For instance, the rate of ligand dissociation from a protein might depend on the conformational state of the protein, but not on its subcellular localization. An implicit description would therefore list two dissociation processes (with different rates, depending on conformational state), but would ignore attributes referring to subcellular localization, because they do not affect the rate of ligand dissociation, nor are they affected by it. This specification rule has been summarized as "Don't care, don't write".[28]

Since it is not written in terms of reactions, but in terms of more general "reaction rules" encompassing sets of reactions, this kind of specification is often called "rule-based".[4] This description of the system in terms of modular rules relies on the assumption that only a subset of features or attributes are relevant for a particular reaction rule. Where this assumption holds, a set of reactions can be coarse-grained into one reaction rule. This coarse-graining preserves the important properties of the underlying reactions. For instance, if the reactions are based on chemical kinetics, so are the rules derived from them.

Many rule-based specification methods exist. In general, the specification of a model is a separate task from the execution of the simulation. Therefore, among the existing rule-based model specification systems,[4] some concentrate on model specification only, allowing the user to then export the specified model into a dedicated simulation engine. However, many solutions to the specification problem also contain a method of interpreting the specified model.[3] This is done by providing a method to simulate the model or a method to convert it into a form that can be used for simulations in other programs.

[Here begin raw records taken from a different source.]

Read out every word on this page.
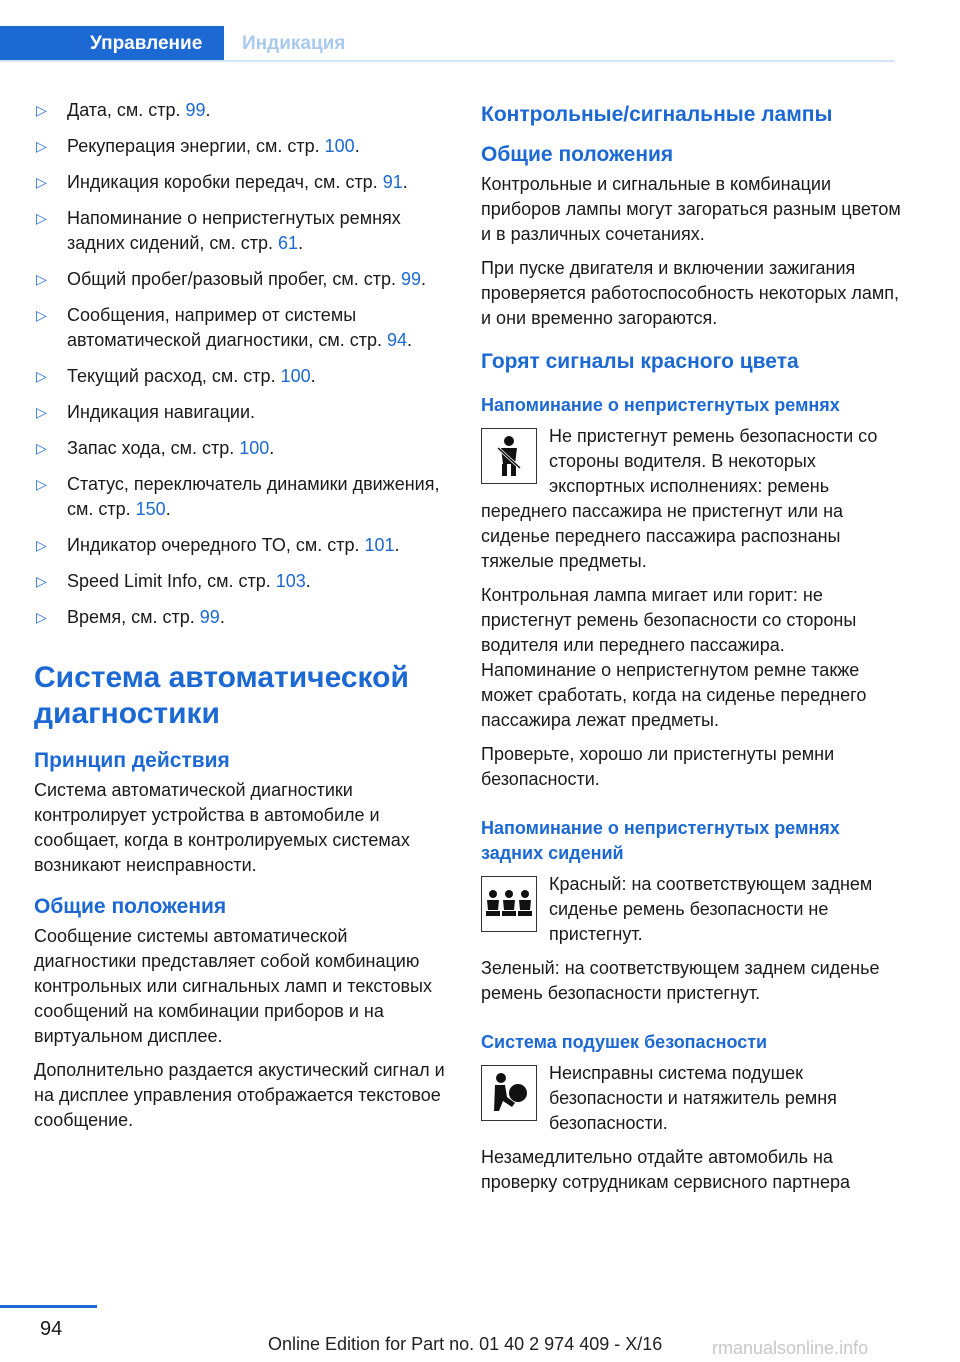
Управление	Индикация
▷ Дата, см. стр. 99.
▷ Рекуперация энергии, см. стр. 100.
▷ Индикация коробки передач, см. стр. 91.
▷ Напоминание о непристегнутых ремнях задних сидений, см. стр. 61.
▷ Общий пробег/разовый пробег, см. стр. 99.
▷ Сообщения, например от системы автоматической диагностики, см. стр. 94.
▷ Текущий расход, см. стр. 100.
▷ Индикация навигации.
▷ Запас хода, см. стр. 100.
▷ Статус, переключатель динамики движения, см. стр. 150.
▷ Индикатор очередного ТО, см. стр. 101.
▷ Speed Limit Info, см. стр. 103.
▷ Время, см. стр. 99.
Система автоматической диагностики
Принцип действия
Система автоматической диагностики контролирует устройства в автомобиле и сообщает, когда в контролируемых системах возникают неисправности.
Общие положения
Сообщение системы автоматической диагностики представляет собой комбинацию контрольных или сигнальных ламп и текстовых сообщений на комбинации приборов и на виртуальном дисплее.
Дополнительно раздается акустический сигнал и на дисплее управления отображается текстовое сообщение.
Контрольные/сигнальные лампы
Общие положения
Контрольные и сигнальные в комбинации приборов лампы могут загораться разным цветом и в различных сочетаниях.
При пуске двигателя и включении зажигания проверяется работоспособность некоторых ламп, и они временно загораются.
Горят сигналы красного цвета
Напоминание о непристегнутых ремнях
Не пристегнут ремень безопасности со стороны водителя. В некоторых экспортных исполнениях: ремень переднего пассажира не пристегнут или на сиденье переднего пассажира распознаны тяжелые предметы.
Контрольная лампа мигает или горит: не пристегнут ремень безопасности со стороны водителя или переднего пассажира. Напоминание о непристегнутом ремне также может сработать, когда на сиденье переднего пассажира лежат предметы.
Проверьте, хорошо ли пристегнуты ремни безопасности.
Напоминание о непристегнутых ремнях задних сидений
Красный: на соответствующем заднем сиденье ремень безопасности не пристегнут.
Зеленый: на соответствующем заднем сиденье ремень безопасности пристегнут.
Система подушек безопасности
Неисправны система подушек безопасности и натяжитель ремня безопасности.
Незамедлительно отдайте автомобиль на проверку сотрудникам сервисного партнера
94
Online Edition for Part no. 01 40 2 974 409 - X/16	rmanualsonline.info
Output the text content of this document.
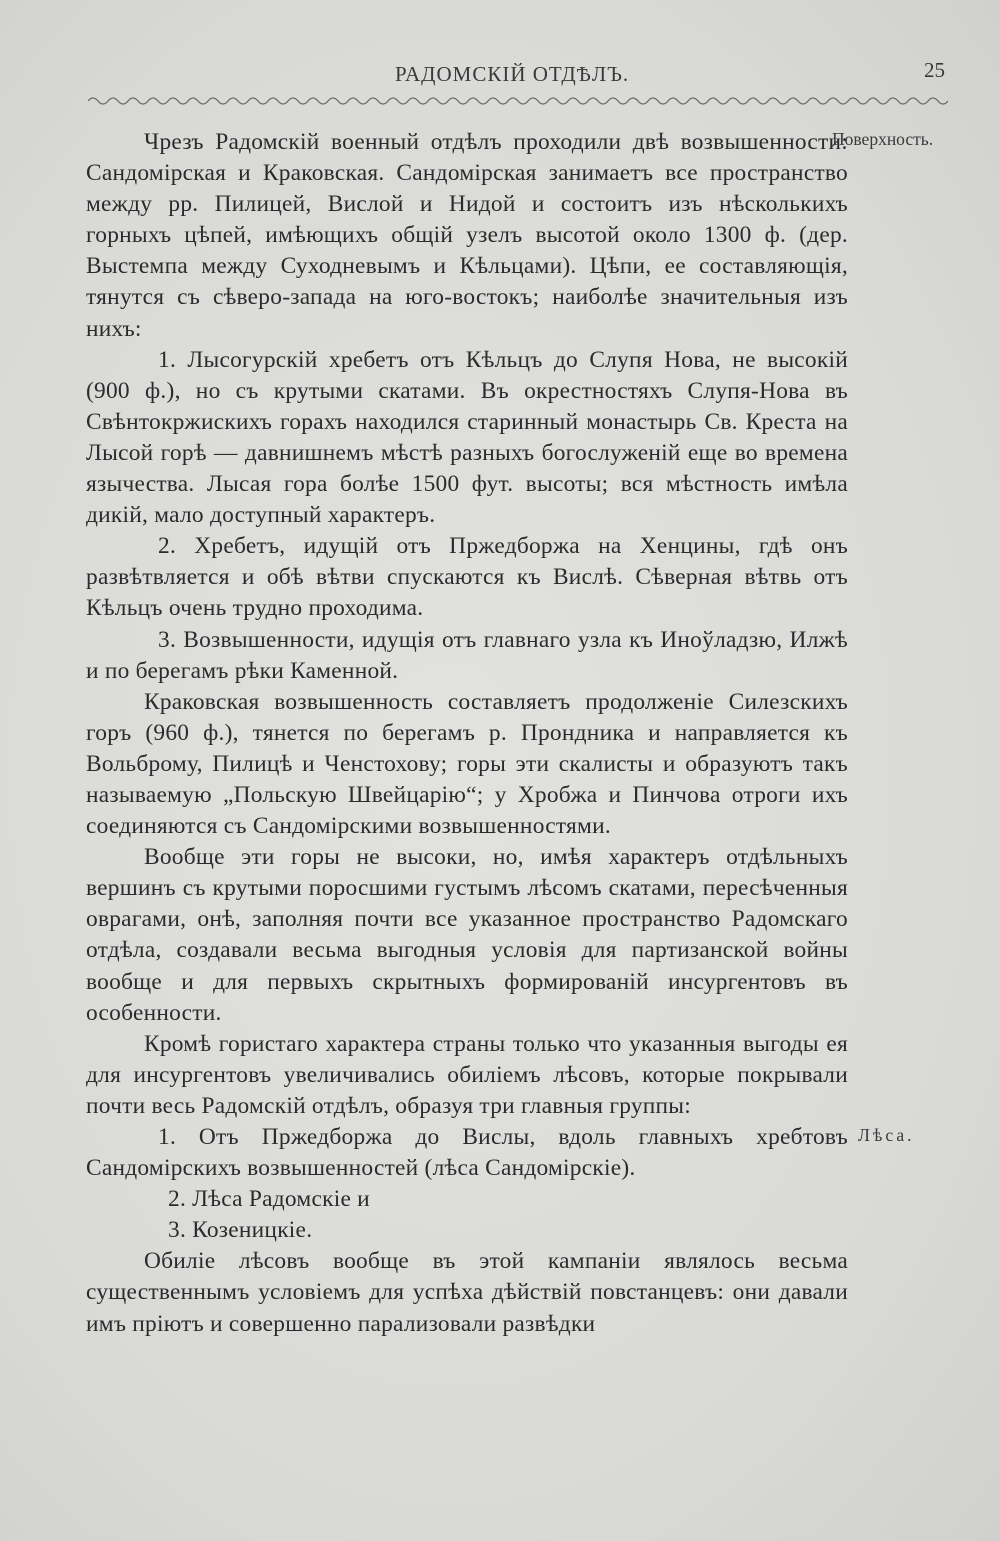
РАДОМСКІЙ ОТДѢЛЪ.	25
Поверхность.
Лѣса.

Чрезъ Радомскій военный отдѣлъ проходили двѣ возвышенности: Сандомірская и Краковская. Сандомірская занимаетъ все пространство между рр. Пилицей, Вислой и Нидой и состоитъ изъ нѣсколькихъ горныхъ цѣпей, имѣющихъ общій узелъ высотой около 1300 ф. (дер. Выстемпа между Суходневымъ и Кѣльцами). Цѣпи, ее составляющія, тянутся съ сѣверо-запада на юго-востокъ; наиболѣе значительныя изъ нихъ:

1. Лысогурскій хребетъ отъ Кѣльцъ до Слупя Нова, не высокій (900 ф.), но съ крутыми скатами. Въ окрестностяхъ Слупя-Нова въ Свѣнтокржискихъ горахъ находился старинный монастырь Св. Креста на Лысой горѣ — давнишнемъ мѣстѣ разныхъ богослуженій еще во времена язычества. Лысая гора болѣе 1500 фут. высоты; вся мѣстность имѣла дикій, мало доступный характеръ.

2. Хребетъ, идущій отъ Пржедборжа на Хенцины, гдѣ онъ развѣтвляется и обѣ вѣтви спускаются къ Вислѣ. Сѣверная вѣтвь отъ Кѣльцъ очень трудно проходима.

3. Возвышенности, идущія отъ главнаго узла къ Иноўладзю, Илжѣ и по берегамъ рѣки Каменной.

Краковская возвышенность составляетъ продолженіе Силезскихъ горъ (960 ф.), тянется по берегамъ р. Прондника и направляется къ Вольброму, Пилицѣ и Ченстохову; горы эти скалисты и образуютъ такъ называемую „Польскую Швейцарію“; у Хробжа и Пинчова отроги ихъ соединяются съ Сандомірскими возвышенностями.

Вообще эти горы не высоки, но, имѣя характеръ отдѣльныхъ вершинъ съ крутыми поросшими густымъ лѣсомъ скатами, пересѣченныя оврагами, онѣ, заполняя почти все указанное пространство Радомскаго отдѣла, создавали весьма выгодныя условія для партизанской войны вообще и для первыхъ скрытныхъ формированій инсургентовъ въ особенности.

Кромѣ гористаго характера страны только что указанныя выгоды ея для инсургентовъ увеличивались обиліемъ лѣсовъ, которые покрывали почти весь Радомскій отдѣлъ, образуя три главныя группы:

1. Отъ Пржедборжа до Вислы, вдоль главныхъ хребтовъ Сандомірскихъ возвышенностей (лѣса Сандомірскіе).

2. Лѣса Радомскіе и

3. Козеницкіе.

Обиліе лѣсовъ вообще въ этой кампаніи являлось весьма существеннымъ условіемъ для успѣха дѣйствій повстанцевъ: они давали имъ пріютъ и совершенно парализовали развѣдки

An early rule-based specification method is the κ-calculus,[1] a process algebra that can be used to encode macromolecules with internal states and binding sites and to specify rules by which they interact. A review of κ is provided by Danos et al.[28] The κ-calculus is merely concerned with providing a language to encode multi-state models, not with interpreting the models themselves. A simulator compatible with Kappa is KaSim.[32] [33]

BioNetGen is a software suite that provides both specification and simulation capacities.[2][3][4][5] Rule-based models can be written down using a specified syntax, the BioNetGen language (BNGL).[4] The underlying concept is to represent biochemical systems as graphs, where molecules are represented as nodes (or collections of nodes) and chemical bonds as edges. A reaction rule, then, corresponds to a graph rewriting rule.[3] BNGL provides a syntax for specifying these graphs and the associated rules as structured strings.[4] BioNetGen can then use these rules to generate ordinary differential equations (ODEs) to describe each biochemical reaction. Alternatively, it can generate a list of all possible species and reactions in SBML,[34][35] which can then be exported to simulation software packages that can read SBML. One can also make use of BioNetGen's own ODE-based simulation software and its capability to generate reactions on-the-fly during a stochastic simulation.[5] In addition, a model specified in BNGL can be read by other simulation software, such as DYNSTOC,[12] RuleMonkey,[13] and NFSim.[14]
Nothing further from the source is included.